創作者の呪い
多くの創作者に当てはまる、ある現象のことを、私は『創作者の呪い』と呼んでいる。私もこの現象に悩む一人だ。私はこれのせいで、ありとあらゆる小説、漫画、映画を以前とは同じ視点では見れなくなった。
私の言う呪いとは何か。それは「自らが創作するものに関わる全ての創作物に対して、創作者として見てしまう」というものである。それらしい用語を使って述べるならば、「自らの意思と関係なくメタ視点で創作を捉えてしまう」と言う現象である。
私という具体例をもとに、この現象についてさらに詳しく説明する。なお、具体例の中での創作物は漫画や文庫やラノベや映画を想像していただきたい。
私は数年前から小説を趣味にしている。もっとも、趣味で書く程度なので常に小説に生きているわけではないが、少なくとも私は思考リソース、時間リソースの一部を創作に割り当てている。
私が小説をちゃんと書くようになったのは、数年ほど前からである。だから、この症状に悩まされるようになったのもその時からだったと思う。
さて、私は小説を趣味とする以前は、創作物に対して純粋に笑い、感動し、感化されていたように思う。しかしいつからだろうか、ある時から私は創作に触れた際に、自身の感情と並行で、作品をメタ視点から見るようになってしまっていた。喜劇的な展開に対して、この場面、このストーリー進行度の中で「創作的な意味で」どうして喜劇を演出するのだろうか、悲劇的な展開に対して「創作的な意味で」悲劇を起こす必要はあったのだろうか、と考えてしまう自分がそこにいた。

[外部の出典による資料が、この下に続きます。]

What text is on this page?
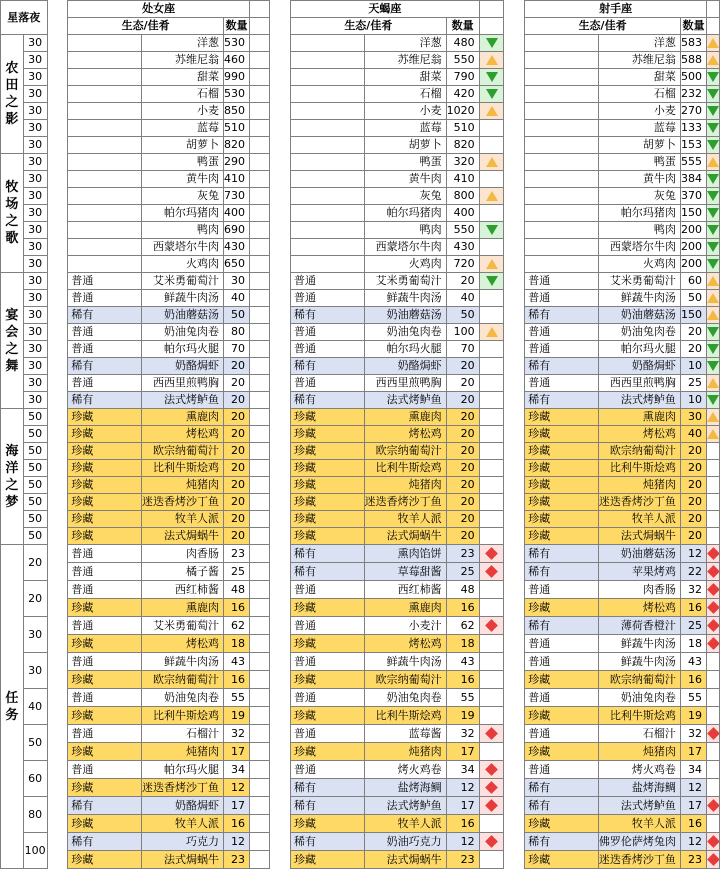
星落夜			处女座					天蝎座					射手座			
			生态/佳肴		数量			生态/佳肴		数量			生态/佳肴		数量	
农田之影	30			洋葱	530				洋葱	480				洋葱	583	
	30			苏维尼翁	460				苏维尼翁	550				苏维尼翁	588	
	30			甜菜	990				甜菜	790				甜菜	500	
	30			石榴	530				石榴	420				石榴	232	
	30			小麦	850				小麦	1020				小麦	270	
	30			蓝莓	510				蓝莓	510				蓝莓	133	
	30			胡萝卜	820				胡萝卜	820				胡萝卜	153	
牧场之歌	30			鸭蛋	290				鸭蛋	320				鸭蛋	555	
	30			黄牛肉	410				黄牛肉	410				黄牛肉	384	
	30			灰兔	730				灰兔	800				灰兔	370	
	30			帕尔玛猪肉	400				帕尔玛猪肉	400				帕尔玛猪肉	150	
	30			鸭肉	690				鸭肉	550				鸭肉	200	
	30			西蒙塔尔牛肉	430				西蒙塔尔牛肉	430				西蒙塔尔牛肉	200	
	30			火鸡肉	650				火鸡肉	720				火鸡肉	200	
宴会之舞	30		普通	艾米勇葡萄汁	30			普通	艾米勇葡萄汁	20			普通	艾米勇葡萄汁	60	
	30		普通	鲜蔬牛肉汤	40			普通	鲜蔬牛肉汤	40			普通	鲜蔬牛肉汤	50	
	30		稀有	奶油蘑菇汤	50			稀有	奶油蘑菇汤	50			稀有	奶油蘑菇汤	150	
	30		普通	奶油兔肉卷	80			普通	奶油兔肉卷	100			普通	奶油兔肉卷	20	
	30		普通	帕尔玛火腿	70			普通	帕尔玛火腿	70			普通	帕尔玛火腿	20	
	30		稀有	奶酪焗虾	20			稀有	奶酪焗虾	20			稀有	奶酪焗虾	10	
	30		普通	西西里煎鸭胸	20			普通	西西里煎鸭胸	20			普通	西西里煎鸭胸	25	
	30		稀有	法式烤鲈鱼	20			稀有	法式烤鲈鱼	20			稀有	法式烤鲈鱼	10	
海洋之梦	50		珍藏	熏鹿肉	20			珍藏	熏鹿肉	20			珍藏	熏鹿肉	30	
	50		珍藏	烤松鸡	20			珍藏	烤松鸡	20			珍藏	烤松鸡	40	
	50		珍藏	欧宗纳葡萄汁	20			珍藏	欧宗纳葡萄汁	20			珍藏	欧宗纳葡萄汁	20	
	50		珍藏	比利牛斯烩鸡	20			珍藏	比利牛斯烩鸡	20			珍藏	比利牛斯烩鸡	20	
	50		珍藏	炖猪肉	20			珍藏	炖猪肉	20			珍藏	炖猪肉	20	
	50		珍藏	迷迭香烤沙丁鱼	20			珍藏	迷迭香烤沙丁鱼	20			珍藏	迷迭香烤沙丁鱼	20	
	50		珍藏	牧羊人派	20			珍藏	牧羊人派	20			珍藏	牧羊人派	20	
	50		珍藏	法式焗蜗牛	20			珍藏	法式焗蜗牛	20			珍藏	法式焗蜗牛	20	
任务	20		普通	肉香肠	23			稀有	熏肉馅饼	23			稀有	奶油蘑菇汤	12	
			普通	橘子酱	25			稀有	草莓甜酱	25			稀有	苹果烤鸡	22	
	20		普通	西红柿酱	48			普通	西红柿酱	48			普通	肉香肠	32	
			珍藏	熏鹿肉	16			珍藏	熏鹿肉	16			珍藏	烤松鸡	16	
	30		普通	艾米勇葡萄汁	62			普通	小麦汁	62			稀有	薄荷香橙汁	25	
			珍藏	烤松鸡	18			珍藏	烤松鸡	18			普通	鲜蔬牛肉汤	18	
	30		普通	鲜蔬牛肉汤	43			普通	鲜蔬牛肉汤	43			普通	鲜蔬牛肉汤	43	
			珍藏	欧宗纳葡萄汁	16			珍藏	欧宗纳葡萄汁	16			珍藏	欧宗纳葡萄汁	16	
	40		普通	奶油兔肉卷	55			普通	奶油兔肉卷	55			普通	奶油兔肉卷	55	
			珍藏	比利牛斯烩鸡	19			珍藏	比利牛斯烩鸡	19			珍藏	比利牛斯烩鸡	19	
	50		普通	石榴汁	32			普通	蓝莓酱	32			普通	石榴汁	32	
			珍藏	炖猪肉	17			珍藏	炖猪肉	17			珍藏	炖猪肉	17	
	60		普通	帕尔玛火腿	34			普通	烤火鸡卷	34			普通	烤火鸡卷	34	
			珍藏	迷迭香烤沙丁鱼	12			稀有	盐烤海鲷	12			稀有	盐烤海鲷	12	
	80		稀有	奶酪焗虾	17			稀有	法式烤鲈鱼	17			稀有	法式烤鲈鱼	17	
			珍藏	牧羊人派	16			珍藏	牧羊人派	16			珍藏	牧羊人派	16	
	100		稀有	巧克力	12			稀有	奶油巧克力	12			稀有	佛罗伦萨烤兔肉	12	
			珍藏	法式焗蜗牛	23			珍藏	法式焗蜗牛	23			珍藏	迷迭香烤沙丁鱼	23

それを考えるようになった瞬間に、私は創作を純粋に楽しめなくなった。喜劇的な展開に笑えず、悲劇的な展開に泣けなくなってしまった。特に、キャラクターが死んだ場面で、その死に悲観すると同時に、その死の「創作的な意味」を勝手に考え始める自分には本当に嫌気がさした。人として当然持ち合わせるべき道徳が欠如したのだと、そう言われたような気持ちにすらなった。
私が抱える悩みは、具体例に示すように小説や漫画に対するものであるが、この具体例に限らず、そして私に限らず、この現象はあらゆる創作者が通る道ではないかと勝手に考えている。創作をすればするほど、その創作を楽しめなくなるのは、まったくもって酷い話である。
私がこの呪いから解放される日は来るのだろうか。それはきっと、私が筆を折った日だろう。それも、なんの未練も残さずに筆を折ることを決意した日に違いない。これは創作者であるがゆえの悩みなのだから。創作しようと少しでも考えた時点で表れてしまう気持ちの悪い感情なのだから。
創作者の心を蝕み、それが創作から手をひくまで続く負の症状、まるで私には創作という呪われた剣を持ってしまった愚かな人間という構図に見えてならない。
だから私は、この現象を「創作者の呪い」と表現する。